Yes, but that's a lot easier to manage in a county that doesn't have only 30k people in it.
They applied for change of venue 3 times, lost all 3 times, and appealed it to the north dakota supreme court, and lost there too.

Overall, they could not make the showing necessary.

I read the motions and responses, and was not particularly impressed with their arguments for change of venue.

Lawyers don't have unlimited removals though.
Not peremptory strikes, but you have unlimited removals for cause (and admittedly a steep appellate hill to climb if they’re unfairly denied)
You're gonna have a hell of a time construing a quality (energy sector or few steps removed employment) as "cause" when it's applicable to a large minority if not majority of the jury pool.

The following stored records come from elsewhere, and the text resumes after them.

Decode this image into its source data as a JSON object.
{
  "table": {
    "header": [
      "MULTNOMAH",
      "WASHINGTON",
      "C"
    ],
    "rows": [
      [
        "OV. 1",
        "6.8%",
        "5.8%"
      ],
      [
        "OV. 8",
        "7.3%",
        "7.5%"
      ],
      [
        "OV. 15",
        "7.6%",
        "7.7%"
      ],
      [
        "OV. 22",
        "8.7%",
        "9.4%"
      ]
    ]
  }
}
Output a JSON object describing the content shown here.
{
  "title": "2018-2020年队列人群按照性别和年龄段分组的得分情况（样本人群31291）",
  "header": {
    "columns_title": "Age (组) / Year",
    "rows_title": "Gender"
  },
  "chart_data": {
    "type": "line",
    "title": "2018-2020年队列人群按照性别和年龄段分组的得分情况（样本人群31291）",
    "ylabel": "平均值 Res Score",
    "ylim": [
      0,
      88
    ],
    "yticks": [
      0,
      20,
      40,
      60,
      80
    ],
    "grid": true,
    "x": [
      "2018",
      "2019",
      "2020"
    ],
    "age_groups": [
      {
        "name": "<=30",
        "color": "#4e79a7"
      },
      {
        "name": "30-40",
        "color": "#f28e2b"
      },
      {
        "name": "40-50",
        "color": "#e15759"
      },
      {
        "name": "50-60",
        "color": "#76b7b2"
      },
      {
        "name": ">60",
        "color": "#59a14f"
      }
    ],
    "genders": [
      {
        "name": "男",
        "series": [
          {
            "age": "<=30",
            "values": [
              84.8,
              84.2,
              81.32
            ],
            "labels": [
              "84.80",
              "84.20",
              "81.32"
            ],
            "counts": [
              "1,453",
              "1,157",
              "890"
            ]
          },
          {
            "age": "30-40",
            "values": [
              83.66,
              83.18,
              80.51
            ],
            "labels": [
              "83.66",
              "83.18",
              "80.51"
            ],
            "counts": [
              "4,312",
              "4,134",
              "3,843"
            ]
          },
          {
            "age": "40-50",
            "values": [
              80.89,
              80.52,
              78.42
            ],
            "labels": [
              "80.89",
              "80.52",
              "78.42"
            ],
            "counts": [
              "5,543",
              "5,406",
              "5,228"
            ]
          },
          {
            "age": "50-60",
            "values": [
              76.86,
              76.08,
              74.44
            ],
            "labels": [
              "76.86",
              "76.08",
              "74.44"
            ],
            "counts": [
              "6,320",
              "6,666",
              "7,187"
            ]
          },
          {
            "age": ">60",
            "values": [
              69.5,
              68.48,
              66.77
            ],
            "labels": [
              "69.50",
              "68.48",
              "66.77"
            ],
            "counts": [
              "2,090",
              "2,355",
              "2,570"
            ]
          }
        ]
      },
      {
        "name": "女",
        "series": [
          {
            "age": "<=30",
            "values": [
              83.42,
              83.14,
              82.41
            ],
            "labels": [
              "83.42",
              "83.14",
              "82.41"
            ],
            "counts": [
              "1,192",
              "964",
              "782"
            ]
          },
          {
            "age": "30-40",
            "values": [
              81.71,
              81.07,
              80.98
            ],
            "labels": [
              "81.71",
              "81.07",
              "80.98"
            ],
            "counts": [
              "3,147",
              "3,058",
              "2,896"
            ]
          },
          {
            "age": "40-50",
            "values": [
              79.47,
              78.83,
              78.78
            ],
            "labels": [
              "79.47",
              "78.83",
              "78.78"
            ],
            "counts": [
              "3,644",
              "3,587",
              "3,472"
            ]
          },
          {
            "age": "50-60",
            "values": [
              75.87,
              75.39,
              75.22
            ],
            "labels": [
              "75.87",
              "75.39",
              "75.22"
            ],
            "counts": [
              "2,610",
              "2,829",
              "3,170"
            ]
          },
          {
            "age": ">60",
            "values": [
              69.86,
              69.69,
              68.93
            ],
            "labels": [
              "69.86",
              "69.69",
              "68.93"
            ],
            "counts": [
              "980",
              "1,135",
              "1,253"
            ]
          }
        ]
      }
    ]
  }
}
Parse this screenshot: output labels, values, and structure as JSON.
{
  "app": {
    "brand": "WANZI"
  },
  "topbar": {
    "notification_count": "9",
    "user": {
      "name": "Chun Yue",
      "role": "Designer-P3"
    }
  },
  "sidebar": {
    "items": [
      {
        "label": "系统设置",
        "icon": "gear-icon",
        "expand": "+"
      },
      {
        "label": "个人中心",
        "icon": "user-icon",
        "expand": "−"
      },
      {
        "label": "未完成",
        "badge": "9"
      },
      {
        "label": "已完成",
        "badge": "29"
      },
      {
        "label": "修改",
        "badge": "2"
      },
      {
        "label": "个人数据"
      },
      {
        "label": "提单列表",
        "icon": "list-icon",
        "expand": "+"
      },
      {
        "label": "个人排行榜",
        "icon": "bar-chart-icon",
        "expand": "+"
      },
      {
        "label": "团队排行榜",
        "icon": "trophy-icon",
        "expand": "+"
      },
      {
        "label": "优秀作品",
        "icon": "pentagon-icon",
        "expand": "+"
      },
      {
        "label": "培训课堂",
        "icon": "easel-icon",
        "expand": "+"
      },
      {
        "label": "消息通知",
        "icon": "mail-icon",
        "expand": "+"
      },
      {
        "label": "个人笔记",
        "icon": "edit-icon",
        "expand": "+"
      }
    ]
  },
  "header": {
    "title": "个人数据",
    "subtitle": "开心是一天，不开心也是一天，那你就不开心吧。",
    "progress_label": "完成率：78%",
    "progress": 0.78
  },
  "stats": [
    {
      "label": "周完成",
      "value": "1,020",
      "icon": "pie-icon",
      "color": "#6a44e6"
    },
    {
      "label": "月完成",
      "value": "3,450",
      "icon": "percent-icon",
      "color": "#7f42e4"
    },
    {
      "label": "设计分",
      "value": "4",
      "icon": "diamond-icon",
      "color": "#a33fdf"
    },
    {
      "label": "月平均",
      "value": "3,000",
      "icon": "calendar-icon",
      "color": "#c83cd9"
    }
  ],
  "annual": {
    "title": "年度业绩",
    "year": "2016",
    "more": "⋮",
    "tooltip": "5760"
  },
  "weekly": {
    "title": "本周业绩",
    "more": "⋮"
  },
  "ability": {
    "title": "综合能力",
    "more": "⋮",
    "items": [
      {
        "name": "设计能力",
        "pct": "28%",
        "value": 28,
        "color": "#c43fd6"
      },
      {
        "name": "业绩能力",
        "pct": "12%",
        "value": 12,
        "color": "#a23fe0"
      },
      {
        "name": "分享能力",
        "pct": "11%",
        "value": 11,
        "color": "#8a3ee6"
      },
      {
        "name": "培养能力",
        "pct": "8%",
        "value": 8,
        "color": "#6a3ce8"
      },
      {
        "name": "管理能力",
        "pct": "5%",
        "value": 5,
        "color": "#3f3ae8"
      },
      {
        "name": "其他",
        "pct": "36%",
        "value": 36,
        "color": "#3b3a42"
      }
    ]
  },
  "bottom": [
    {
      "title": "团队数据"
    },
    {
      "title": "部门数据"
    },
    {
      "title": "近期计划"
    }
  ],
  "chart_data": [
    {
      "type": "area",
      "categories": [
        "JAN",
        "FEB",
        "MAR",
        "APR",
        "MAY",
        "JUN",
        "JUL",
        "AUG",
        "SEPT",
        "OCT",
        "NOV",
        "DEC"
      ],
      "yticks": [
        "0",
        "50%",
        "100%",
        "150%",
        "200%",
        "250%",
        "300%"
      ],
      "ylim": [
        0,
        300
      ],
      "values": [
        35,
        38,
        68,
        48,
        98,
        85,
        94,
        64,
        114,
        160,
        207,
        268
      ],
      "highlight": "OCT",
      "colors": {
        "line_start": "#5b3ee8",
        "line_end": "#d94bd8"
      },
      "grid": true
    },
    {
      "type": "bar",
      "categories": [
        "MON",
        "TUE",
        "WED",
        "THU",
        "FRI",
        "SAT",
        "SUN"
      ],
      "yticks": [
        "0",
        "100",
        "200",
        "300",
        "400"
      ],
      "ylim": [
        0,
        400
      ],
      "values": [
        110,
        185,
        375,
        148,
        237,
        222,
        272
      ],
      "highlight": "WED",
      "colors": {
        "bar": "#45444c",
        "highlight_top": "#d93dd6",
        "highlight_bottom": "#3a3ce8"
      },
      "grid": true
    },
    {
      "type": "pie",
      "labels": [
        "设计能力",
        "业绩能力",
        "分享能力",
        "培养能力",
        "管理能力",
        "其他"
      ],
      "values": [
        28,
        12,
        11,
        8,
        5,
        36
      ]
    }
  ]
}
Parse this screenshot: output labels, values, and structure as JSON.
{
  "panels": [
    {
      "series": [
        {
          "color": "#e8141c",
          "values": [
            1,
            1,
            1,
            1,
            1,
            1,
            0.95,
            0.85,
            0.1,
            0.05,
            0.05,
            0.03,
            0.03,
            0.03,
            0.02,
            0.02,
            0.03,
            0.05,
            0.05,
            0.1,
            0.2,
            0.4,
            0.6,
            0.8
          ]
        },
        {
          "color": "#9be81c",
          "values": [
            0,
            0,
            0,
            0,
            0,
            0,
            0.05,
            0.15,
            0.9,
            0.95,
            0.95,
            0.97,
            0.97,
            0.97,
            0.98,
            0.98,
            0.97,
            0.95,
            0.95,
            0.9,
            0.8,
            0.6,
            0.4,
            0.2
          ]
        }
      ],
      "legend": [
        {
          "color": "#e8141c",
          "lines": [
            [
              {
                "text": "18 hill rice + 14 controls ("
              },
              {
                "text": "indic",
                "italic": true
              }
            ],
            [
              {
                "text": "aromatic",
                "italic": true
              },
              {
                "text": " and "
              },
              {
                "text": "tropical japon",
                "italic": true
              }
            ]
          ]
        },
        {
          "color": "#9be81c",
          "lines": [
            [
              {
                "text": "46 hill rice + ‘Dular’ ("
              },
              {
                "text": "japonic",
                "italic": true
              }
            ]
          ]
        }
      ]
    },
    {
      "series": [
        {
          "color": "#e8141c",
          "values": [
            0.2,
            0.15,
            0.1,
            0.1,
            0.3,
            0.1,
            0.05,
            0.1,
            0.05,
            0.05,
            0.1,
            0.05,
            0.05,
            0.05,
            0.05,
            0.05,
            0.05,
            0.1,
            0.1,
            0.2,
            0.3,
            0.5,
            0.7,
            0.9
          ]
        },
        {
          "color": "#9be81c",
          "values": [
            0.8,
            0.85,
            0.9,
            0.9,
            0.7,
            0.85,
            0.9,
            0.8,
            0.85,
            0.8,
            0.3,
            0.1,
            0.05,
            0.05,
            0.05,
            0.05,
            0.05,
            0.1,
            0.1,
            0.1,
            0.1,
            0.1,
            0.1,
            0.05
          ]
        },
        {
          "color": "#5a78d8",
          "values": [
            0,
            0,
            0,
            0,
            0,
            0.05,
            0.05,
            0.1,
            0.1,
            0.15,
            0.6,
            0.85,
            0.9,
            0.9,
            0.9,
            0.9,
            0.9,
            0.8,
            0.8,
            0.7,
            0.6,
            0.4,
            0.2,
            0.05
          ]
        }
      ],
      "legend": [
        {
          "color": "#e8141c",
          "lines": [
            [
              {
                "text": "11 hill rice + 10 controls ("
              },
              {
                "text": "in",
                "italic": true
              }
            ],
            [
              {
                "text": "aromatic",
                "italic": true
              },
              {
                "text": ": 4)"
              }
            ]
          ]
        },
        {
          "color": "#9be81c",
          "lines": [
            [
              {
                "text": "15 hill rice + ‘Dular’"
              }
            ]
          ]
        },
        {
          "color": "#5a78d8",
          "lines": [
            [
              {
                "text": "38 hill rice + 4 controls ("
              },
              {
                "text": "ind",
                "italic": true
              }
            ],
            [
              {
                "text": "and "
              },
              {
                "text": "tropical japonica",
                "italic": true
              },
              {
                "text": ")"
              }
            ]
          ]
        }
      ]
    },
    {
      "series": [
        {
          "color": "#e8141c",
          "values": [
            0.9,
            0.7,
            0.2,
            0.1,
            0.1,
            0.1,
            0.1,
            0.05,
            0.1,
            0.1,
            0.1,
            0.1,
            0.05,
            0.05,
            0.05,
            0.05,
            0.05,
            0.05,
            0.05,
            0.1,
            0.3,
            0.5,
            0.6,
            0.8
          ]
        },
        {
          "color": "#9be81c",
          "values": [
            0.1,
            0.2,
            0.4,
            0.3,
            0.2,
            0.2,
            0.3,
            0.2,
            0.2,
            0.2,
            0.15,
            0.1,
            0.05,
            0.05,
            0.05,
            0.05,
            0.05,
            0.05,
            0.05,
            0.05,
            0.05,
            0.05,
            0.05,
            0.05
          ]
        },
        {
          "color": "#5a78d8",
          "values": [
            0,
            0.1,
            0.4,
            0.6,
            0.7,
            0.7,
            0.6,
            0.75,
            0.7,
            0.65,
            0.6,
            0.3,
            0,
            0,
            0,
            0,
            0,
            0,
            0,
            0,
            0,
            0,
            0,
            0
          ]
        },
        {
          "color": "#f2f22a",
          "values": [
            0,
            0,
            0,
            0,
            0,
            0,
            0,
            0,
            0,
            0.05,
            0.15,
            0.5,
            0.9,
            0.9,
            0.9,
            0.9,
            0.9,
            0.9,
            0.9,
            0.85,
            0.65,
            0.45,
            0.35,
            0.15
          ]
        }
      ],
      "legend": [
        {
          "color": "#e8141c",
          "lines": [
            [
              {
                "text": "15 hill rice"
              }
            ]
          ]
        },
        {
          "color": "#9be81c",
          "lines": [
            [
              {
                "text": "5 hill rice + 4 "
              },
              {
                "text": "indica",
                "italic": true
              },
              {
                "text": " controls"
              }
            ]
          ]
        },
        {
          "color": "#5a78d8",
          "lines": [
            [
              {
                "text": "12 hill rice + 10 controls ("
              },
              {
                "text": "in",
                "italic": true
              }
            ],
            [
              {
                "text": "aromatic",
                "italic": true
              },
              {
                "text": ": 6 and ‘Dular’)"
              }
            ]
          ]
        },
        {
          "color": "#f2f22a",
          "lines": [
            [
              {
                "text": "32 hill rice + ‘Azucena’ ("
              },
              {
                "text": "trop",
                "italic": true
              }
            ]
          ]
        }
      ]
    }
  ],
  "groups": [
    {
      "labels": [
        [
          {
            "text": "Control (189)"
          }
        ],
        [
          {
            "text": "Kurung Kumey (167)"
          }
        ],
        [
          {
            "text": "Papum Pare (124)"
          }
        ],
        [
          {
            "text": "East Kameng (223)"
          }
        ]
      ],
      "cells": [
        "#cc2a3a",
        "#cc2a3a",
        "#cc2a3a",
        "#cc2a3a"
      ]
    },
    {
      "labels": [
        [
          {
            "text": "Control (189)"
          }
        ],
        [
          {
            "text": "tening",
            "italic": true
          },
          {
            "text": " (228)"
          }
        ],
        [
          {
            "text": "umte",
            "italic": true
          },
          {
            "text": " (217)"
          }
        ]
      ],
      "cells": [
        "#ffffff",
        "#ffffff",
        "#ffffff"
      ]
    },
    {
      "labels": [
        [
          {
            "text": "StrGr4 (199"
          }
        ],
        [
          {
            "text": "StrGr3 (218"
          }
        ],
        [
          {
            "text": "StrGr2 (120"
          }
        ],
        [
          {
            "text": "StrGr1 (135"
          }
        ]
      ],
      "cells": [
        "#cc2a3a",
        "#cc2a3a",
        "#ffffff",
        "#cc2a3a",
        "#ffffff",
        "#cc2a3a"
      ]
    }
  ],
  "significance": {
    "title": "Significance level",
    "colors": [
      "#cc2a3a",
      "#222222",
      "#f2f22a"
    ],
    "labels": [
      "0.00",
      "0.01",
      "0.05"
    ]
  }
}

The judge might allow it, but the odds are long and the next judge will certainly allow an appeal on those grounds so you probably don't even gain much except time.

It’s actually not that uncommon to lose a ton of people for cause in cases that are a good fit for a transfer of venue motion. But of course it does come down to the trial judge. I don’t understand who this “next judge” is that you’re referring to.
>I don’t understand who this “next judge” is that you’re referring to.

If you do something slimy like dismiss a huge fraction of the juror pool because you don't like their demographics (vs for example having to dismiss the half of the population that had their opinion biased by the news or some other non-slimy reason to cause the same outcome) there will be an appeal and that appeal will be presided over by a judge.

That's not how jury selection works. You never have enough peremptory strikes to "dismiss a huge fraction of the jury pool."